Brooks’ film launched Garr to stardom, even if it came with a bittersweet asterisk. She was typecast, early and often. Usually, she played restless, frustrated wives of men at the center of a fantasy: like Ronnie, wondering if her husband and his marriage had become incredibly weird, in “Close Encounters of the Third Kind”; as Bobbie, John Denver’s disbelieving wife in “Oh, God!” » ; and so on.

She’s terrific in “Close Encounters,” especially, even though the entire apparatus of Steve Spielberg’s masterpiece exists to sideline her character so that Richard Dreyfuss can escape. In the breakdown scene at the table, Garr does three or more things at once, almost imperceptibly. She always was. Even when she was perfectly still, Garr had so much going on, the zigzags in her character’s emotions and feelings doing all the dancing and keeping the scene lively and spontaneous.

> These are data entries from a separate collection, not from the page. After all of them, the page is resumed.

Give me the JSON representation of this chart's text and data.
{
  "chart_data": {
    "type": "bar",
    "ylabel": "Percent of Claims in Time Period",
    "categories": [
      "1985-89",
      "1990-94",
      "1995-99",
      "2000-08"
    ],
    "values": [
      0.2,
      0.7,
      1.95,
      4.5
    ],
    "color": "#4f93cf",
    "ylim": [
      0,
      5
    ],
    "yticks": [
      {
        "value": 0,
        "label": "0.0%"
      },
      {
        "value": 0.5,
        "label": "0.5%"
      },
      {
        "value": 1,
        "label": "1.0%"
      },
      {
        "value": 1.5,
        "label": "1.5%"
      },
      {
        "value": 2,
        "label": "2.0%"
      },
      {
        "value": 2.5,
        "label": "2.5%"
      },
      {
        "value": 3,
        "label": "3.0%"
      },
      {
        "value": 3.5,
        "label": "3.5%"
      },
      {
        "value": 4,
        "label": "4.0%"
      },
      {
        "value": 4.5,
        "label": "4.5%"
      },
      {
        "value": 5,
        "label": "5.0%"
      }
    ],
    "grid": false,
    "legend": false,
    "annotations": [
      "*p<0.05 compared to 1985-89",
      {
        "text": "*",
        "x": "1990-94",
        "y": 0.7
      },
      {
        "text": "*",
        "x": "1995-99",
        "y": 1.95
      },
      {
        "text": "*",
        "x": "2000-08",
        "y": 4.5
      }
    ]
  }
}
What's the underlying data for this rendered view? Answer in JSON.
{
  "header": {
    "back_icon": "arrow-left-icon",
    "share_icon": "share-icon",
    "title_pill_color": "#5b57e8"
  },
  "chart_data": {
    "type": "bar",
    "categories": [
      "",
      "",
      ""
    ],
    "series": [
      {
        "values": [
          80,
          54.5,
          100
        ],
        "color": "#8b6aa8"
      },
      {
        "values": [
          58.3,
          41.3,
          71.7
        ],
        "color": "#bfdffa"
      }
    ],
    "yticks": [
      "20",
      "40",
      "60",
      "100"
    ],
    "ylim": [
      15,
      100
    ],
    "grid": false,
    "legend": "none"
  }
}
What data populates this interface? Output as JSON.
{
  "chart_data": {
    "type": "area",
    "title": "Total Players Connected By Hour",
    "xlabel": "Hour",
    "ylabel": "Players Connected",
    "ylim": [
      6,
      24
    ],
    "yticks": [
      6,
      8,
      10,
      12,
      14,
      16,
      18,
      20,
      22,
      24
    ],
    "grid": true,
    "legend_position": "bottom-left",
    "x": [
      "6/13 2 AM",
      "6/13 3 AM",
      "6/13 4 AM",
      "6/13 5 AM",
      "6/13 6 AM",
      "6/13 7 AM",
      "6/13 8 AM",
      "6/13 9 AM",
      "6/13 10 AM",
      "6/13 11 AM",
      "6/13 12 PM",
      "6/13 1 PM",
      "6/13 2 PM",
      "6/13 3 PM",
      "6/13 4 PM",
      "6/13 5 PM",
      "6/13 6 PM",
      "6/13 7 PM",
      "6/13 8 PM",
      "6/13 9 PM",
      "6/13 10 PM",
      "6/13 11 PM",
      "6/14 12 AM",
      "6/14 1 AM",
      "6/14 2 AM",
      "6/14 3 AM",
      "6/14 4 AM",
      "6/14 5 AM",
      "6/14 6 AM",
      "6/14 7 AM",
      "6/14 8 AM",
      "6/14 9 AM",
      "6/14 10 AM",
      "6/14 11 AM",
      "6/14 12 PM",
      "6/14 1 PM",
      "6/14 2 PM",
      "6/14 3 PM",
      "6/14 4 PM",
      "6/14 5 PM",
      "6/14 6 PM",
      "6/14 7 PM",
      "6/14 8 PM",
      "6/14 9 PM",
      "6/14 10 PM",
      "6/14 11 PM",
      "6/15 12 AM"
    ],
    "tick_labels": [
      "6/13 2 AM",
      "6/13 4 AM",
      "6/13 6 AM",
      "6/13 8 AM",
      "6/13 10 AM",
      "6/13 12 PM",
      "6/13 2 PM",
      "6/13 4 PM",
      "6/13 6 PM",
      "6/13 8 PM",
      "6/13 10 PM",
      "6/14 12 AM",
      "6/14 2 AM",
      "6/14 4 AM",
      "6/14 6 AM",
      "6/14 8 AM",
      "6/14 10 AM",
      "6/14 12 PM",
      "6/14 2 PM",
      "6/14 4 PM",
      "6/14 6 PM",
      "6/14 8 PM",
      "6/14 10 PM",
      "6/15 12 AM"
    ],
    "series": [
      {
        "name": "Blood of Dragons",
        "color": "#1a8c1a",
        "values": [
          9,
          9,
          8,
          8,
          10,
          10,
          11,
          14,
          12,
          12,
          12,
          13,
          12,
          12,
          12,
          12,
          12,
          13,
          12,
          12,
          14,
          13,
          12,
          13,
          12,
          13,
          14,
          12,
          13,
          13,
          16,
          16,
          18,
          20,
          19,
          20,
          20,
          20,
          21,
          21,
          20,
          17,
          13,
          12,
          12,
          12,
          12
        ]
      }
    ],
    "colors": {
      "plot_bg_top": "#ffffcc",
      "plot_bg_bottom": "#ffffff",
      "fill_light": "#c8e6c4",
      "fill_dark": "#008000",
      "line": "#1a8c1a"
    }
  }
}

With “Tootsie,” Garr excelled in his second major comedy ensemble, following the murderer’s argument in “Young Frankenstein.” Here, too, the plot sends her character, the struggling actress and sometime lover of Dustin Hoffman’s cross-dressing soap opera star, up the river as needed. But I like what the actor James Urbaniak posted on Tuesday X, highlighting a 26-second clip of “Tootsie.” These 26 seconds, he writes, “are a master class in comedic acting, its beats are all distinct and hilarious and there is an emotional truth behind each of them.” She could do anything.

Millions of people later came to know Garr, mainly through his frequent appearances on “Late Show with David Letterman.” Their comedic synchronicity, like that of Mariette Hartley and James Garner in all those Polaroid commercials, has many people wondering: Are these two married, or what? Garr continued to work hard, but by then his MS symptoms had become more intense, more unpredictable and more painful. When she made it public, she became a great and valiant spokesperson for MS awareness and research.

There was a lot of sadness running through Garr’s sunny public image. Long after casting directors, producers and directors began looking for “a Teri Garr type” instead of Teri Garr, she reflected: “They only write roles for women where they let themselves go all out.” crush, where they let people wipe their feet everywhere. them. Those are the kind of roles I play, and the kind of roles there are for me in this world. In this life.

It’s difficult to read that. This may be less true now. But not much. Garr told the Boston Globe that her big scene in “Tootsie,” confronting Hoffman’s character after one too many deceptions, was largely improvised, including the part where she says, listen, “I read ‘The Second Sex.” I read “The Cinderella Complex”. I’m responsible for my own orgasm!’ This “exasperation speech,” as Garr called it, was “really about a girl angry at the way the world is changing.”

In her time, the world had not changed enough to offer her the range of roles she deserved. The ones she obtained and raised will have to do. There really is no Teri Garr type. There was, and is, only Teri Garr.

Michael Phillips is a Tribune critic.